Talento, infraestruturas e… sol: o que procuram os investidores em Portugal?

Investimento no ecossistema português cresceu 30% face a 2016, sendo o valor médio de 330 mil euros. Seis em cada dez investimentos são em fase seed e há cada vez mais investidores interessados.

Chove em Lisboa em pleno junho e, por isso, os investidores deixaram de elogiar o sol português. No entanto, mudaram a perspetiva. Com números a testemunhar o aumento do interesse em startups portuguesas — de acordo com dados da Beta-i, o investimento cresceu 30% em 2017, face aos dados de 2016 sendo, em média, de 330 mil euros –, o sol do financiamento parece sorrir aos empreendedores.

Razões para investir em Portugal? Um, é parte da Europa e a Europa é um continente uno para ter grande acesso ao talento: se constróis um negócio em Lisboa significa que podes atrair talento para ti e conheço muitos casos em que há várias empresas a atrair talento para Lisboa. Essa é uma das razões: as pessoas podem construir grandes equipas em Lisboa. E, provavelmente será a melhor razão”, explica Elliot O’Connor, investment associate da First Minute Capital, em entrevista ao ECO. Com empresas como o Skype, o SkyScanner e a King dentro do portefólio de parcerias, o inglês representa um investidor com interesse no talento europeu que vê potencial de crescimento em áreas como machine learning, inteligência artificial, gaming e também robótica, entre outras.

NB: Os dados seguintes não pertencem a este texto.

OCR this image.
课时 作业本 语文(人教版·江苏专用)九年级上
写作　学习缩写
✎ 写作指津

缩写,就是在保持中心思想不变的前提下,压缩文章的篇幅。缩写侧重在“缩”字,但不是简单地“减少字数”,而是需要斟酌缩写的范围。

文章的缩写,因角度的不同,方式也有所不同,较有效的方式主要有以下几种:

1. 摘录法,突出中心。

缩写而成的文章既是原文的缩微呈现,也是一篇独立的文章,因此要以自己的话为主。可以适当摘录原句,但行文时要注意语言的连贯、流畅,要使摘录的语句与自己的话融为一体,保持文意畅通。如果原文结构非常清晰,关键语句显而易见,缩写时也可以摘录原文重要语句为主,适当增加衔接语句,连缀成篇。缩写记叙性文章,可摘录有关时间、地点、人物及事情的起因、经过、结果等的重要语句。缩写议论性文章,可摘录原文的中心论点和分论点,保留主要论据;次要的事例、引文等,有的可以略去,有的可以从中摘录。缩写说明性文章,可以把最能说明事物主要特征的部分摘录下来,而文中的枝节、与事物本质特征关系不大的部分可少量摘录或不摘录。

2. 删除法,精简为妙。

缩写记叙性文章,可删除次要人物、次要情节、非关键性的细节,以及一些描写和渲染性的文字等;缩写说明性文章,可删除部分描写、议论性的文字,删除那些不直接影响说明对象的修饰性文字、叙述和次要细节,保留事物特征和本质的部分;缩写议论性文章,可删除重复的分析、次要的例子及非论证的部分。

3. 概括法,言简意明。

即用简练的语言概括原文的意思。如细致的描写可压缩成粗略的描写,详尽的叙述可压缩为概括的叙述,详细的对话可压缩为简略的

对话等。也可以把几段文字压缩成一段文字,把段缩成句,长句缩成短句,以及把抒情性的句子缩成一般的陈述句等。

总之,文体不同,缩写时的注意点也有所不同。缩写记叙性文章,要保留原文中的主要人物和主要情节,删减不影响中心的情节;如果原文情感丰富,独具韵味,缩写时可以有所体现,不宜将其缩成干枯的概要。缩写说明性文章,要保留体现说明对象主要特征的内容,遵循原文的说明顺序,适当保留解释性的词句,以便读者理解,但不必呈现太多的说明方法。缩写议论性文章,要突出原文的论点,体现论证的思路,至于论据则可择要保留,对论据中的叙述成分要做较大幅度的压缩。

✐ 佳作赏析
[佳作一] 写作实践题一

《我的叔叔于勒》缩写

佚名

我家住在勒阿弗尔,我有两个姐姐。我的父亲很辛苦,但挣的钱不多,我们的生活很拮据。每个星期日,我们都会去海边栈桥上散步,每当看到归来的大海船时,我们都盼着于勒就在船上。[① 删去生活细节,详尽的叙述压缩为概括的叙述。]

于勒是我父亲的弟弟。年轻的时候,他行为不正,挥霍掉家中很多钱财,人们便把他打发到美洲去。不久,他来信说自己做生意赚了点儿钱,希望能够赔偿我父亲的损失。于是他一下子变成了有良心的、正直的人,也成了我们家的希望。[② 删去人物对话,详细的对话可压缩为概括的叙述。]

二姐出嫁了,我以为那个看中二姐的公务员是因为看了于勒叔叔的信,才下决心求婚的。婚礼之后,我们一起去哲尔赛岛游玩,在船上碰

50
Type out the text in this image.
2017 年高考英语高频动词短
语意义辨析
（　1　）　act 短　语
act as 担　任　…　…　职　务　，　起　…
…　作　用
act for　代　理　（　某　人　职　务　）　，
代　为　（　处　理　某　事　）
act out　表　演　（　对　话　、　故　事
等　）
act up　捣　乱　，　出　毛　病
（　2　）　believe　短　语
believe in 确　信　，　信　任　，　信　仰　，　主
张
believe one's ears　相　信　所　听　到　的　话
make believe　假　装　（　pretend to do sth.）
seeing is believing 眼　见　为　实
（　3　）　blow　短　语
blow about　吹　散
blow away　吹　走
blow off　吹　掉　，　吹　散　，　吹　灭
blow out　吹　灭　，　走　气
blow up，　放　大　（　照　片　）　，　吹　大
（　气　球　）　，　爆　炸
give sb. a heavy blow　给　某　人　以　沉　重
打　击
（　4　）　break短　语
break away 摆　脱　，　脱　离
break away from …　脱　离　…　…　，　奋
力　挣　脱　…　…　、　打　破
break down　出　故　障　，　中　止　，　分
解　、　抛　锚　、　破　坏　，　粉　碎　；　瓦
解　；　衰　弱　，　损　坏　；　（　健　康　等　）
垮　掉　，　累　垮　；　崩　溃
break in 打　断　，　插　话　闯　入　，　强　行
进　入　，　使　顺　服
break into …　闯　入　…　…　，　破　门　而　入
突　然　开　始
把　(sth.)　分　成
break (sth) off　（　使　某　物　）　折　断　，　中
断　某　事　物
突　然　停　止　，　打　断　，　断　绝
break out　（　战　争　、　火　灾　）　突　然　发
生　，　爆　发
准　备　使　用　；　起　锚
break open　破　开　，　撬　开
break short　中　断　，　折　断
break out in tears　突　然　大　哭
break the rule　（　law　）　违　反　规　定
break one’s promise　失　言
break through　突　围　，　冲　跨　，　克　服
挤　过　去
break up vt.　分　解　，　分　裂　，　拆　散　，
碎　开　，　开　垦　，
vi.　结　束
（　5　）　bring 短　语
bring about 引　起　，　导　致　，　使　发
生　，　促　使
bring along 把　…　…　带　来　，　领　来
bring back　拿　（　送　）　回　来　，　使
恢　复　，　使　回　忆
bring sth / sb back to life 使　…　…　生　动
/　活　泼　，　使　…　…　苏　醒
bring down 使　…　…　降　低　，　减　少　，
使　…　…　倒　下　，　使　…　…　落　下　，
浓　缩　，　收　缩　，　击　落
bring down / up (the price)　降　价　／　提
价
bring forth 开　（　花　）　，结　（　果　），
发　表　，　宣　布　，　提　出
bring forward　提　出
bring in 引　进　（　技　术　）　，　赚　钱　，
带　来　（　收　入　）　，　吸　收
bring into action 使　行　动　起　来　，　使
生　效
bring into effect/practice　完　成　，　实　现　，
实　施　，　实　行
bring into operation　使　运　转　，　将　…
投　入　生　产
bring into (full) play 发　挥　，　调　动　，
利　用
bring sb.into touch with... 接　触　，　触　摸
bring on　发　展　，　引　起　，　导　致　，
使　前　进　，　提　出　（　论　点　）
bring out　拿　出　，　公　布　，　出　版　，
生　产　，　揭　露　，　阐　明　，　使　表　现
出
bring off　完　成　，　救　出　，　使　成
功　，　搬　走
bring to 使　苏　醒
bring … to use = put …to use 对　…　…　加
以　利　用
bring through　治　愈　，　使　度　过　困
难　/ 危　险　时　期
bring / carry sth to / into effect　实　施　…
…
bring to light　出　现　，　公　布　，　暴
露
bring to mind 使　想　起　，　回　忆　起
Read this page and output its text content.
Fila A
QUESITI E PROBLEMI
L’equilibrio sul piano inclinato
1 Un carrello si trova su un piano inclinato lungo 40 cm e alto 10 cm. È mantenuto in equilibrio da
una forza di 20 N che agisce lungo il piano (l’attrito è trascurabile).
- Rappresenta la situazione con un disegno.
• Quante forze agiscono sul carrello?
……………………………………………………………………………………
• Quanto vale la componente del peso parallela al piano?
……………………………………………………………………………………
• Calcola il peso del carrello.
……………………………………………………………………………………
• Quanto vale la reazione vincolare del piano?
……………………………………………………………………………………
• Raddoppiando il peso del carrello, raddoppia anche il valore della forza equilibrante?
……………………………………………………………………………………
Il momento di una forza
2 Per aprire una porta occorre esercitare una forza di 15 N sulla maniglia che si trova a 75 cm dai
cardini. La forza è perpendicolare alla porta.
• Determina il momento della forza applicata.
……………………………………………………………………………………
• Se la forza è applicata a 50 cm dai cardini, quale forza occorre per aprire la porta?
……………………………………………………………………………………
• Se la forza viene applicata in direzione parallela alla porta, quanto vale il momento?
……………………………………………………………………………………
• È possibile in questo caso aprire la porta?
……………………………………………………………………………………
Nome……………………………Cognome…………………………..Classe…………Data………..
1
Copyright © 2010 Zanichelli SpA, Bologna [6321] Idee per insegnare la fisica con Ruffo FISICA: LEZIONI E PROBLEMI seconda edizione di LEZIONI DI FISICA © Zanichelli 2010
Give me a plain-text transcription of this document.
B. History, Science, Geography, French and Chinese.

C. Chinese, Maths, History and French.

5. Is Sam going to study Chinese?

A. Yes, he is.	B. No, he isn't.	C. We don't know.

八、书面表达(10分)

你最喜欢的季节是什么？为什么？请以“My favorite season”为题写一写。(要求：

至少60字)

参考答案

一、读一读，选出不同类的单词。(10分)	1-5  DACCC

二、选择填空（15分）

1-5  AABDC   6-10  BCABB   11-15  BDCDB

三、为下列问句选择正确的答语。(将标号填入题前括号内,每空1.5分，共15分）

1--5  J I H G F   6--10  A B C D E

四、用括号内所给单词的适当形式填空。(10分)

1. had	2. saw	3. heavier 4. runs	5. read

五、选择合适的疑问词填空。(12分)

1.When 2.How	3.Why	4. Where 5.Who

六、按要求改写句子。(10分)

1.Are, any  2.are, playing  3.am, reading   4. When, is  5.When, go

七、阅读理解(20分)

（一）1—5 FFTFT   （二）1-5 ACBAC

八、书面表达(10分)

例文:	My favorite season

Elliot O’Connor, investment associate da First Minute Capital, disse ao ECO estar prestes a anunciar o primeiro investimento numa startup portuguesa.Paula Nunes / ECO

A inteligência artificial é uma área em que a Europa pode ser muito competitiva: tem algumas das melhores universidades nestes campos, e estamos a produzir cientistas que podem construir grandes empresas na região. Relativamente a qualquer outro ecossistema, podemos ser bem-sucedidos aí”, esclarece.

Talento, talento, talento

Tema falado em conferências e entrevistas, a atração do talento tem sido cada vez mais destacada por vários players do ecossistema. As grandes empresas tendem a contratar em bloco, aumentando a competitividade entre elas e as startups, para quem este “novo talento” é essencial para desenvolvimento de produto. Gonzalo Tradecete, managing partner e chief investment officer da Faraday Venture Partners, com sede em Madrid, acredita que o mercado português é interessante, sobretudo por esse fator. “É um mercado muito interessante porque há muito talento com custos que não são enormes, muita abertura ao exterior e muitos incentivos do Estado”, explica.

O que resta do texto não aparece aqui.